Em 2019, o principal candidato do EPP foi o alemão Manfred Weber. Mas, após as eleições, alguns chefes de estado expressaram preocupação com sua nomeação, apontando sua falta de experiência executiva. Em vez disso, o Conselho nomeou Ursula von der Leyen em um movimento que foi uma surpresa para todos. Ela conseguiu uma maioria muito estreita no Parlamento Europeu, ganhando apenas 383 votos em uma votação secreta — apenas nove a mais do que o mínimo necessário.
Desta vez, os chefes de estado e de governo concordaram com a nomeação de Ursula von der Leyen relativamente rápido. Como parte de um pacote que incluía socialistas e liberais, o Conselho concordou ainda com a nomeação do português António Costa como presidente do Conselho Europeu e da estoniana Kaja Kallas como alta representante para as relações exteriores e política de segurança.
A fragmentação política criará um desafio
O verdadeiro desafio que von der Leyen enfrentou não foi a nomeação — o problema estava em garantir apoio do Parlamento Europeu. A maioria combinada do EPP, S&D e Renew, a coalizão tradicional dos partidos de centro, é muito menor do que no mandato anterior e vários eurodeputados desses três grupos declararam explicitamente que não votariam nela. Von der Leyen enfrentou um enigma político — ela deveria se aproximar dos conservadores e reformistas de direita radical, irritando socialistas e liberais? Ou ela deveria se aproximar dos verdes, irritando seu próprio EPP, que se voltou contra várias políticas verdes durante o último mandato?
No final, von der Leyen fez o ato de equilíbrio perfeito. Ela conseguiu trazer a maioria dos Verdes para o seu lado sem virar seu próprio partido contra ela. No discurso que expôs seus planos como Presidente da Comissão, von der Leyen incluiu promessas a muitos grupos diferentes. No final, ela foi confirmada com 401 votos a favor.
Em seu último mandato, Ursula von der Leyen fortaleceu significativamente o papel da Comissão, moldando a resposta da UE à pandemia de Covid-19 e à invasão russa da Ucrânia. Em seu segundo mandato, ela busca continuar esse trabalho, desta vez com foco especial em reforçar o papel da Comissão no âmbito da defesa, segurança econômica e competitividade econômica.

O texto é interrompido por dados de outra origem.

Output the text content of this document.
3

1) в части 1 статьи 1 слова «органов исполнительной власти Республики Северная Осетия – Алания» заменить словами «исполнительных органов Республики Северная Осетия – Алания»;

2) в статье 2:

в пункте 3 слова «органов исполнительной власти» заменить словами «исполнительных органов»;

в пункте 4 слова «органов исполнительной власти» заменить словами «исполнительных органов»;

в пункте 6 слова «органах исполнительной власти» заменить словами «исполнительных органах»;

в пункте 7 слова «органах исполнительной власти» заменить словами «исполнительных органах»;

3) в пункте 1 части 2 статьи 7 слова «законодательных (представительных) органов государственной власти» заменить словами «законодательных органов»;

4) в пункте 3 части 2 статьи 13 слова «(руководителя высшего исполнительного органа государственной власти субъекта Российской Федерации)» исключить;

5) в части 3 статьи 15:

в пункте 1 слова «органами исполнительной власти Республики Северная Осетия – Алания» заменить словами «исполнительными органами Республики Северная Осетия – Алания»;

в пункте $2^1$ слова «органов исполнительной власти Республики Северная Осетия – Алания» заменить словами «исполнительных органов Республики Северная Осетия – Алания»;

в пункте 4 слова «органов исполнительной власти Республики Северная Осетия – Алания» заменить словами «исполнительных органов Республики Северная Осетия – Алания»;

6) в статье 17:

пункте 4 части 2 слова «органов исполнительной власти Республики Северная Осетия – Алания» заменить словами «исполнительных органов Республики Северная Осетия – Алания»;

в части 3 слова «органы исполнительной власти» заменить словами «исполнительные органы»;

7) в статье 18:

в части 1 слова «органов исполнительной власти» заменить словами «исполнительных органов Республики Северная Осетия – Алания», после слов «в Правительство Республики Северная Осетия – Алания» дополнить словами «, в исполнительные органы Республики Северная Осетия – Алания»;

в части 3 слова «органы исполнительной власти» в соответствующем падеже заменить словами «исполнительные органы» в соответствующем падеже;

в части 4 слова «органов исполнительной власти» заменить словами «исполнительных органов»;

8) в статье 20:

Mas os próximos cinco anos provavelmente não serão tranquilos. A mudança no cenário político da Europa tornará seu trabalho mais difícil. No Parlamento, a crescente fragmentação política tornará a construção de coalizões mais difícil. Uma quantidade cada vez maior de legislação provavelmente precisará ser aprovada com coalizões ad-hoc que se concentrem em questões específicas em vez de aprovar legislação por meio da tradicional grande coalizão do EPP, S&D e Renew.
Henry Kissinger supostamente perguntou uma vez: "Para quem eu ligo quando quero ligar para a Europa?" Por enquanto, essa pergunta parece respondida. Líderes nacionais como o presidente francês Emmanuel Macron e o chanceler alemão Olaf Scholz foram enfraquecidos pelos resultados das eleições europeias, com seus partidos ou coligações sofrendo pesadas perdas. Em vez disso, é Ursula von der Leyen que emergiu com força e confiança das eleições do Parlamento Europeu, pronta para assumir um papel de liderança como chefe da Comissão Europeia mais uma vez. No entanto, o mandato à sua frente será desafiador.